On an average, NBFC stocks have given a return of 3 per cent during April 1 and May 5. On the other hand, benchmark index BSE Sensex slid marginally 0.03 per cent during the same period.
Most non-banking financial companies (NBFC) are trading higher on Dalal Street with shares like Capital Trust surging nearly 36 per cent since the beginning of the ongoing financial year 2016 till May 4. Other NBFC majors such as Mahindra & Mahindra Financial Services, Manappuram Finance and Shriram Transport Finance gained 25 per cent, 14 per cent and 11 per cent, respectively, during the period.
So far, around 18 NBFCs have announced their earning figures for the quarter ended March 2016. On an average they reported nearly 15 per cent year-on-year growth in net profit figures. Companies such as Shriram Transport Finance registered 71 per cent rise in net profit at Rs 143.92 crore for the quarter ended March 2016 against Rs 84.23 crore in the same quarter last year. Cholamandalam Investment & Finance and Capital Trust reported 42 per cent yoy and 118 per cent yoy rise in bottom line figures for the quarter ended March 2016.
Sharekhan in April projected non-banking financial companies (NBFCs) may report healthy growth in profits driven by healthy growth in NII. On the valuation front, Sharekhan in a research note said, “The risk-return scenario seems favourable in private banks and NBFCs due to much better capital ratios, growth in retail segment and higher provision coverage versus that of public sector banks.”
On the losing side, shares of Indo Asian Finance, Comfort Infotech, Morgan Ventures and Kailash Auto Finance plunged 41.61 per cent, 30.70 per cent, 28.58 per cent and 24.46 per cent since April 1. On an average, NBFC stocks have given a return of 3 per cent during April 1 and May 5. On the other hand, benchmark index BSE Sensex slid marginally 0.03 per cent during the same period.
If you are looking for some NBFC shares to bet on in 2016, we collate five stocks which can give you good return.
Recommended By: Zerodha
This is probably one of the better-managed NBFC in the country focused on retail finance. Their asset quality is good, with gross NPAs of less than a percent. The company is focused on both double-digit growth and deeper market penetration. The stock can do well over the next 12 months, feels Zerodha.

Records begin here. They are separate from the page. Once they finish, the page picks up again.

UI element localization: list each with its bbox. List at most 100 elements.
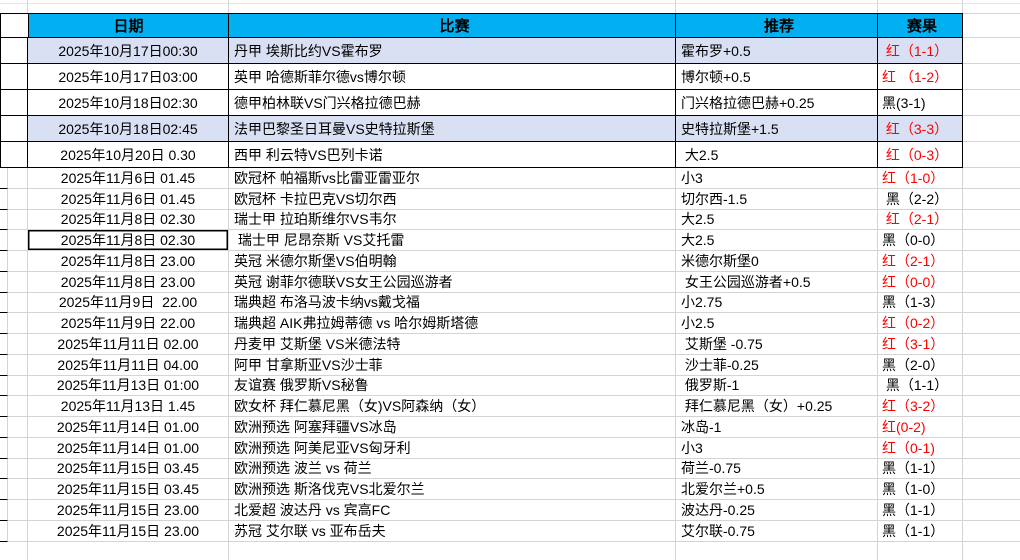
date-cell[interactable]: 2025年11月8日 02.30 <box>28 209 229 231</box>
recommendation-cell[interactable]: 门兴格拉德巴赫+0.25 <box>676 90 878 116</box>
date-cell[interactable]: 2025年11月8日 23.00 <box>28 251 229 272</box>
match-cell[interactable]: 英冠 谢菲尔德联VS女王公园巡游者 <box>229 271 676 293</box>
result-cell[interactable]: 红（0-3） <box>878 142 963 168</box>
result-cell[interactable]: 黑（2-2） <box>878 188 963 210</box>
date-cell[interactable]: 2025年11月8日 23.00 <box>28 271 229 293</box>
result-cell[interactable]: 黑（1-1） <box>878 375 963 397</box>
result-cell[interactable]: 红（3-1） <box>878 334 963 355</box>
match-cell[interactable]: 北爱超 波达丹 vs 宾高FC <box>229 500 676 521</box>
match-cell[interactable]: 德甲柏林联VS门兴格拉德巴赫 <box>229 90 676 116</box>
date-cell[interactable]: 2025年11月15日 23.00 <box>28 520 229 542</box>
recommendation-cell[interactable]: 小3 <box>676 168 878 189</box>
match-cell[interactable]: 丹麦甲 艾斯堡 VS米德法特 <box>229 334 676 355</box>
recommendation-cell[interactable]: 大2.5 <box>676 142 878 168</box>
date-cell[interactable]: 2025年11月15日 23.00 <box>28 500 229 521</box>
recommendation-cell[interactable]: 冰岛-1 <box>676 417 878 438</box>
date-cell[interactable]: 2025年11月14日 01.00 <box>28 437 229 459</box>
date-cell[interactable]: 2025年11月8日 02.30 <box>28 230 229 251</box>
date-cell[interactable]: 2025年11月9日 22.00 <box>28 313 229 334</box>
recommendation-cell[interactable]: 博尔顿+0.5 <box>676 64 878 90</box>
recommendation-cell[interactable]: 北爱尔兰+0.5 <box>676 479 878 500</box>
match-cell[interactable]: 瑞士甲 尼昂奈斯 VS艾托雷 <box>229 230 676 251</box>
recommendation-cell[interactable]: 小3 <box>676 437 878 459</box>
match-cell[interactable]: 西甲 利云特VS巴列卡诺 <box>229 142 676 168</box>
recommendation-cell[interactable]: 波达丹-0.25 <box>676 500 878 521</box>
match-cell[interactable]: 英冠 米德尔斯堡VS伯明翰 <box>229 251 676 272</box>
column-header-recommendation[interactable]: 推荐 <box>676 13 878 38</box>
date-cell[interactable]: 2025年11月9日 22.00 <box>28 292 229 314</box>
recommendation-cell[interactable]: 艾斯堡 -0.75 <box>676 334 878 355</box>
recommendation-cell[interactable]: 大2.5 <box>676 209 878 231</box>
match-cell[interactable]: 阿甲 甘拿斯亚VS沙士菲 <box>229 354 676 376</box>
result-cell[interactable]: 红（1-0） <box>878 168 963 189</box>
result-cell[interactable]: 黑（1-1） <box>878 458 963 480</box>
date-cell[interactable]: 2025年11月13日 1.45 <box>28 396 229 417</box>
match-cell[interactable]: 瑞典超 布洛马波卡纳vs戴戈福 <box>229 292 676 314</box>
match-cell[interactable]: 欧洲预选 斯洛伐克VS北爱尔兰 <box>229 479 676 500</box>
result-cell[interactable]: 黑（1-1） <box>878 500 963 521</box>
date-cell[interactable]: 2025年11月6日 01.45 <box>28 168 229 189</box>
recommendation-cell[interactable]: 荷兰-0.75 <box>676 458 878 480</box>
date-cell[interactable]: 2025年10月17日00:30 <box>28 38 229 64</box>
result-cell[interactable]: 黑（1-1） <box>878 520 963 542</box>
result-cell[interactable]: 红（3-2） <box>878 396 963 417</box>
result-cell[interactable]: 红（2-1） <box>878 251 963 272</box>
recommendation-cell[interactable]: 切尔西-1.5 <box>676 188 878 210</box>
match-cell[interactable]: 苏冠 艾尔联 vs 亚布岳夫 <box>229 520 676 542</box>
result-cell[interactable]: 红（0-2） <box>878 313 963 334</box>
date-cell[interactable]: 2025年11月14日 01.00 <box>28 417 229 438</box>
recommendation-cell[interactable]: 大2.5 <box>676 230 878 251</box>
match-cell[interactable]: 丹甲 埃斯比约VS霍布罗 <box>229 38 676 64</box>
result-cell[interactable]: 红（1-1） <box>878 38 963 64</box>
result-cell[interactable]: 黑（1-3） <box>878 292 963 314</box>
date-cell[interactable]: 2025年10月20日 0.30 <box>28 142 229 168</box>
result-cell[interactable]: 红（2-1） <box>878 209 963 231</box>
result-cell[interactable]: 红(0-2) <box>878 417 963 438</box>
match-cell[interactable]: 友谊赛 俄罗斯VS秘鲁 <box>229 375 676 397</box>
date-cell[interactable]: 2025年11月15日 03.45 <box>28 479 229 500</box>
recommendation-cell[interactable]: 小2.75 <box>676 292 878 314</box>
date-cell[interactable]: 2025年11月13日 01:00 <box>28 375 229 397</box>
recommendation-cell[interactable]: 史特拉斯堡+1.5 <box>676 116 878 142</box>
recommendation-cell[interactable]: 艾尔联-0.75 <box>676 520 878 542</box>
date-cell[interactable]: 2025年11月6日 01.45 <box>28 188 229 210</box>
date-cell[interactable]: 2025年10月18日02:30 <box>28 90 229 116</box>
recommendation-cell[interactable]: 俄罗斯-1 <box>676 375 878 397</box>
match-cell[interactable]: 英甲 哈德斯菲尔德vs博尔顿 <box>229 64 676 90</box>
recommendation-cell[interactable]: 女王公园巡游者+0.5 <box>676 271 878 293</box>
column-header-match[interactable]: 比赛 <box>229 13 676 38</box>
match-cell[interactable]: 瑞士甲 拉珀斯维尔VS韦尔 <box>229 209 676 231</box>
result-cell[interactable]: 黑（2-0） <box>878 354 963 376</box>
match-cell[interactable]: 欧冠杯 卡拉巴克VS切尔西 <box>229 188 676 210</box>
date-cell[interactable]: 2025年11月11日 02.00 <box>28 334 229 355</box>
match-cell[interactable]: 欧洲预选 阿塞拜疆VS冰岛 <box>229 417 676 438</box>
recommendation-cell[interactable]: 小2.5 <box>676 313 878 334</box>
row-margin-cell <box>8 38 28 64</box>
result-cell[interactable]: 红（3-3） <box>878 116 963 142</box>
result-cell[interactable]: 红 （1-2） <box>878 64 963 90</box>
result-cell[interactable]: 黑（0-0） <box>878 230 963 251</box>
empty-cell <box>963 459 1020 480</box>
match-cell[interactable]: 瑞典超 AIK弗拉姆蒂德 vs 哈尔姆斯塔德 <box>229 313 676 334</box>
match-cell[interactable]: 欧冠杯 帕福斯vs比雷亚雷亚尔 <box>229 168 676 189</box>
result-cell[interactable]: 黑(3-1) <box>878 90 963 116</box>
recommendation-cell[interactable]: 沙士菲-0.25 <box>676 354 878 376</box>
match-cell[interactable]: 欧洲预选 阿美尼亚VS匈牙利 <box>229 437 676 459</box>
row-margin-cell <box>8 479 28 500</box>
column-header-date[interactable]: 日期 <box>28 13 229 38</box>
result-cell[interactable]: 黑（1-0） <box>878 479 963 500</box>
date-cell[interactable]: 2025年11月11日 04.00 <box>28 354 229 376</box>
date-cell[interactable]: 2025年10月18日02:45 <box>28 116 229 142</box>
match-cell[interactable]: 欧女杯 拜仁慕尼黑（女)VS阿森纳（女） <box>229 396 676 417</box>
recommendation-cell[interactable]: 拜仁慕尼黑（女）+0.25 <box>676 396 878 417</box>
match-cell[interactable]: 法甲巴黎圣日耳曼VS史特拉斯堡 <box>229 116 676 142</box>
result-cell[interactable]: 红（0-1) <box>878 437 963 459</box>
recommendation-cell[interactable]: 米德尔斯堡0 <box>676 251 878 272</box>
date-cell[interactable]: 2025年10月17日03:00 <box>28 64 229 90</box>
left-gutter-cell <box>0 188 8 210</box>
result-cell[interactable]: 红（0-0） <box>878 271 963 293</box>
column-header-result[interactable]: 赛果 <box>878 13 963 38</box>
date-cell[interactable]: 2025年11月15日 03.45 <box>28 458 229 480</box>
recommendation-cell[interactable]: 霍布罗+0.5 <box>676 38 878 64</box>
match-cell[interactable]: 欧洲预选 波兰 vs 荷兰 <box>229 458 676 480</box>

Cholamandalam Investment & Finance
Recommended By: Religare Institutional Research
Why Buy: Cholamandalam Investment & Finance reported 41.92 per cent rise in its consolidated net profit at Rs 193.82 crore for the quarter ended March 2016. It had reported a net profit of Rs 136.57 crore in the same quarter a year ago. Religare has upgraded Cholamandalam FY17/FY18 earnings estimates by around 10 per cent each, given the improvement in margins and decline in operating cost ratios. The brokerage house has ‘Buy’ rating on Cholamandalam with a March 2017 target price of Rs 1,000 (revised from Rs 850 earlier).
Shriram Transport Finance
Recommended By: Motilal Oswal
Why Buy: Shriram Transport Finance is well placed to ride the upcycle. Delayed pick-up in infrastructure activities, lower agricultural output and performance of equipment book are the key near-term risks. Led by better than expected growth and asset quality performance Motilal Oswal upgraded STFC FY17/18 estimates by around 5 per cent. The brokerage house has ‘Buy’ rating on STFC with target price of Rs 1,162.
Can Fin Homes
Recommended By: Motilal Oswal
Why Buy: Can Fin Homes is the fastest growing housing finance companies among listed companies with an expected loan growth of 26 per cent CAGR over FY16-18E. Further Can Fin has the best in class asset quality with GNPAs at 0.19 per cent, nil NNPAs and 100 per cent provision coverage. Motilal Oswal expects Can Fin to deliver net profit CAGR of 30 per cent over FY16-18E with an improvement in ROE from 18.9 per cent in FY16 to 22.7 per cent in FY18E. The brokerage house has ‘Buy’ rating on Can Fin Homes with target price of Rs 1,550.
L&T Finance Holdings
Recommended By: Prabhudas Lilladher
Why Buy: For the quarter ended March 2016, the company reported 16.15 per cent year-on-year rise in net profit at Rs 235.98 crore for the quarter ended March 2016. It has reported PAT of Rs 203.18 crore in the same quarter last year. According to Prabhudas Lilladher, the company reported steady growth in overall AUMs. The brokerage house has ‘Buy’ rating on L&T Finance Holdings shares with revised target price of Rs 80 from Rs 75 earlier.